There were four cards, each one with a full color photograph of a lovingly worn or slightly damaged children’s toy or memento, and each bearing below it, on a black background, the phrase “United States Holocaust Memorial Museum.” The back of each card dutifully detailed the provenances of the toys with phrases like “Made by an unknown prisoner in the Theresenstadt ghetto.” Inside, the cards were blank — waiting, no doubt, for the festive inscriptions of their senders.

In an effort to believe the best about a worthwhile institution, I immediately tried moving into my “What were they thinking?” mode. But the real question seemed to be, “What did they think we’d be thinking?” What did the individual — or, I hoped, committee — that came up with the idea of Holiday Holocaust Cards envision for the “lucky charm” pin made of (I’m not making this up) leather scraps by inmates of Bergen-Belsen?

I tried to imagine what message I would send on the card featuring the small teddy bear named Refugee by the “Jewish child [who survived] by hiding as a Polish Catholic.”

“Happy birthday!”

“Mazel tov on the brit of your post-World War II American-born son!”

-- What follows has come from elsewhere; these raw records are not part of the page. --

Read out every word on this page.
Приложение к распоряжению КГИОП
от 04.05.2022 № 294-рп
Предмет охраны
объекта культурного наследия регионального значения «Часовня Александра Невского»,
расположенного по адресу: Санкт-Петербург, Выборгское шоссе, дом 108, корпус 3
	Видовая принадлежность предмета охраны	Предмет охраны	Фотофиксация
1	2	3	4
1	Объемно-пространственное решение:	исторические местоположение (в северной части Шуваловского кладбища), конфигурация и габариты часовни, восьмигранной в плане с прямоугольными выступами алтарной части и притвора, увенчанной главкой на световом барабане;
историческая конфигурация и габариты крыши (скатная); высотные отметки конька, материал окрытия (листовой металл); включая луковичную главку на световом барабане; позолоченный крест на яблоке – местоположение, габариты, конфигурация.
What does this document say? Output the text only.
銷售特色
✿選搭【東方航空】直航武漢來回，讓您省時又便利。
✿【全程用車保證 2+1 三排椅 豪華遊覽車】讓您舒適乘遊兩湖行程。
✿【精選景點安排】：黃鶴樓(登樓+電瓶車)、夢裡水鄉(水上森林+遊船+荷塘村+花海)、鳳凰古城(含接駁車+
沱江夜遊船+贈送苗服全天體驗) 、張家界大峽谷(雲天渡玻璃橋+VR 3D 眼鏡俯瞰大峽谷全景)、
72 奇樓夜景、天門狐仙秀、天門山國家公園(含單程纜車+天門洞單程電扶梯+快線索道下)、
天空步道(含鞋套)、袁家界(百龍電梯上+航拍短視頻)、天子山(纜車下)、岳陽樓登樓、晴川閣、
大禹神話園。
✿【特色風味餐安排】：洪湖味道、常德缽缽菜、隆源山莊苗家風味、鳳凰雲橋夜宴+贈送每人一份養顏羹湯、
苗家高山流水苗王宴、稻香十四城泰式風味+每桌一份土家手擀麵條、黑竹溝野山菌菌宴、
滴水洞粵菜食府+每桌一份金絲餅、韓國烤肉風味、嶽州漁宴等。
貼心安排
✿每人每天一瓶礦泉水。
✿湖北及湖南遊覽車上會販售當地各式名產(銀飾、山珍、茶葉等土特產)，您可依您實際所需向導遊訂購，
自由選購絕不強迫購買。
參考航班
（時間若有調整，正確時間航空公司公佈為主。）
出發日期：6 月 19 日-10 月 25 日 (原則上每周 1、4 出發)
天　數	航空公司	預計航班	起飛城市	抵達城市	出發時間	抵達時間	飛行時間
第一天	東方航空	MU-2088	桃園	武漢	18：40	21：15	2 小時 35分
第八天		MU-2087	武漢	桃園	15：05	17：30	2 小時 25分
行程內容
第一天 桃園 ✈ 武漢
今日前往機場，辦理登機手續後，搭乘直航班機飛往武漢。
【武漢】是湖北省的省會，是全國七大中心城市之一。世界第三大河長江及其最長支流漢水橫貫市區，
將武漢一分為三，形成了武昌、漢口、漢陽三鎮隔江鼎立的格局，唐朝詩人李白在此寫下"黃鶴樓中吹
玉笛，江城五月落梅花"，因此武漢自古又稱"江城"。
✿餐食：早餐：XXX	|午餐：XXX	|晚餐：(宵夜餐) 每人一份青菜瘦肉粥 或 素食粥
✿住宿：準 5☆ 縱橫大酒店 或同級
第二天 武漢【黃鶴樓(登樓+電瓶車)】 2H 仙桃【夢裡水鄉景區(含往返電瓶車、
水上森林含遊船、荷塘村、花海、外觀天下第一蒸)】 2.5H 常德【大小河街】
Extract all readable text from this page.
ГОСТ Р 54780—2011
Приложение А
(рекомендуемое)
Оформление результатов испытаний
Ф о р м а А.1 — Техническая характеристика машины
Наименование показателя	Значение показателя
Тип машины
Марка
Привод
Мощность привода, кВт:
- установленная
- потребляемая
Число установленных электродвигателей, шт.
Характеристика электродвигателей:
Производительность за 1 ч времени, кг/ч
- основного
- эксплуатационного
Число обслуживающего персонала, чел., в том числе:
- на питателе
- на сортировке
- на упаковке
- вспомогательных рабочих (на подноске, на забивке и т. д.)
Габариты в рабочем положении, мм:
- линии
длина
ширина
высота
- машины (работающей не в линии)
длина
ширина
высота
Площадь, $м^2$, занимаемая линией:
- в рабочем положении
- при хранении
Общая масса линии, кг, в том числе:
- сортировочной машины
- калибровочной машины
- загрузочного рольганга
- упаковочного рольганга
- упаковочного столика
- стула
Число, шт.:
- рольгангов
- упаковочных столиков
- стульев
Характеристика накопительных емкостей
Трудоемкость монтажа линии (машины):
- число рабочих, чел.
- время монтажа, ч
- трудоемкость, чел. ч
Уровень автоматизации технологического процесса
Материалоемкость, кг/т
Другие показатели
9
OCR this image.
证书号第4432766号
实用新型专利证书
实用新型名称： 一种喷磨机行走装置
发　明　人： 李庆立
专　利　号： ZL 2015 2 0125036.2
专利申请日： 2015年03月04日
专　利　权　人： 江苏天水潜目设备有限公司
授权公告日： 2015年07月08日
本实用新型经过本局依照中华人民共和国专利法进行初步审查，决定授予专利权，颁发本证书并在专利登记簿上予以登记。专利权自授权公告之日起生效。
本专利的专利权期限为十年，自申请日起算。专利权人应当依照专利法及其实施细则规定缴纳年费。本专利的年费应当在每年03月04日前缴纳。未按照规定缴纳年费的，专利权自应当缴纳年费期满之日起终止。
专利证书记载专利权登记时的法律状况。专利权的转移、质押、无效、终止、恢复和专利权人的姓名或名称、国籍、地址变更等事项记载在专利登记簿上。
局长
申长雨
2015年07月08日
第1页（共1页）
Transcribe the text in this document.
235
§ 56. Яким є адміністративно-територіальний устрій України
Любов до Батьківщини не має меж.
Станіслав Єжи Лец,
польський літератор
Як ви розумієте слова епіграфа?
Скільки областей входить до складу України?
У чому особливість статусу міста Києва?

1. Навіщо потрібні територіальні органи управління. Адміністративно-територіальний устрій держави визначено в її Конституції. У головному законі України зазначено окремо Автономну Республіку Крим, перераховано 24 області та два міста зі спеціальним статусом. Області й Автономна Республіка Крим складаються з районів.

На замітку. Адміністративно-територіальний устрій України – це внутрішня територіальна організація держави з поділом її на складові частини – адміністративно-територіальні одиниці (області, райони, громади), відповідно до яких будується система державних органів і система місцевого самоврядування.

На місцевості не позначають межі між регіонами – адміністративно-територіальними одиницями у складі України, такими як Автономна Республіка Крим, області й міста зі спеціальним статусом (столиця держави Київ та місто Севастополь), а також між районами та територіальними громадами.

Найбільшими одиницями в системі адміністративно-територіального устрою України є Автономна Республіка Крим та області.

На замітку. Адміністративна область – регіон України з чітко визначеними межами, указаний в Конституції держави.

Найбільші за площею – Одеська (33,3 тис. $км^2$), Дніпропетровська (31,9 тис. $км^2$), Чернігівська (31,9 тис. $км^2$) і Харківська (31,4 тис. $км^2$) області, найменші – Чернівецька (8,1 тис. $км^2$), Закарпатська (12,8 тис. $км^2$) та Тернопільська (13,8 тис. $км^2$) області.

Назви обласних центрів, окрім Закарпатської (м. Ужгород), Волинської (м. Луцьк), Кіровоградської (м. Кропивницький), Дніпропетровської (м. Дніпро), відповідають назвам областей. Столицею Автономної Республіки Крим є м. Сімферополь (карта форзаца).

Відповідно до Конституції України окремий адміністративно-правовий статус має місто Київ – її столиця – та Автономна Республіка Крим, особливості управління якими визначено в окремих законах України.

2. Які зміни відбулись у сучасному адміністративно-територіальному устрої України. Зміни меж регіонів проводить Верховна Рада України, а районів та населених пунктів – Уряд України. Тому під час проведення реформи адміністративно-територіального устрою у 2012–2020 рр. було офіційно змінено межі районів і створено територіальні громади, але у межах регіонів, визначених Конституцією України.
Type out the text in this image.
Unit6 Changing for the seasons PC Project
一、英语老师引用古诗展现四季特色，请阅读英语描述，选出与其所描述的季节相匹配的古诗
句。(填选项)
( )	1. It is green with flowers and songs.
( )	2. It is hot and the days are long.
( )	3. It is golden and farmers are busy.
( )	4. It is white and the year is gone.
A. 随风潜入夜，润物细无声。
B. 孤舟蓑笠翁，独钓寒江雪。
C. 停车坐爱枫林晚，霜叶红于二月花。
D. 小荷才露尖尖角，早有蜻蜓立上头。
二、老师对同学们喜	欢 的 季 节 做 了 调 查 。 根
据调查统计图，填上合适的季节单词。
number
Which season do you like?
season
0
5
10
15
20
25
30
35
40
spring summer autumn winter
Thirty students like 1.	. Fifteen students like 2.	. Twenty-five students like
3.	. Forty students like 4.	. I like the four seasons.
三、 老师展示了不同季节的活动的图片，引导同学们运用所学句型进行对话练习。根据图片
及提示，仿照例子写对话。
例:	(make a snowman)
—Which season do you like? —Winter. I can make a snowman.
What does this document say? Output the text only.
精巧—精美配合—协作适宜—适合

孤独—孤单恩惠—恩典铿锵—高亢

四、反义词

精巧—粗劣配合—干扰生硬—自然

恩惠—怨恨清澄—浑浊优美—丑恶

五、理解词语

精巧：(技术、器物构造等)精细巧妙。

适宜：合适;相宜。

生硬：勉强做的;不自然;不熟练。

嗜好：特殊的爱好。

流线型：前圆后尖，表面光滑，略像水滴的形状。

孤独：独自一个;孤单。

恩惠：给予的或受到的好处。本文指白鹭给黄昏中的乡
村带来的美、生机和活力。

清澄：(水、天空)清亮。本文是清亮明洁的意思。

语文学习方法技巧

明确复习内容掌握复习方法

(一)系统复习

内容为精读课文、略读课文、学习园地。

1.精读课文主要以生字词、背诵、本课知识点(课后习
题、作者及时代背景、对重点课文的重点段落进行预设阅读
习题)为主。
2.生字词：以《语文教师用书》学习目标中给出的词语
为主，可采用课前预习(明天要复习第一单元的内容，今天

“Get well soon, it could be worse!”

“Now that you’ve graduated from MIT, what’s the square root of 6 million?”

I was aghast at myself. How could I make jokes on such a subject? I felt so ashamed, I’m sending a check to the museum. So, maybe it wasn’t such a bad fundraising idea after all. A gambit designed to play on two rock solid features of Jewish life — dark humor and guilt. Who cares whether the cards ever see the light of day?

But I haven’t mailed my check yet. I’ve asked my mom to send me her job interview calendar stickers. I want to include them with my donation, which will be addressed to the head of PR at the Holocaust Museum.

Turi Ryder is a talk radio personality and writer who owns and runs Shebops Productions, based in San Francisco. She can be heard on 106.9 FreeFM in the Bay Area.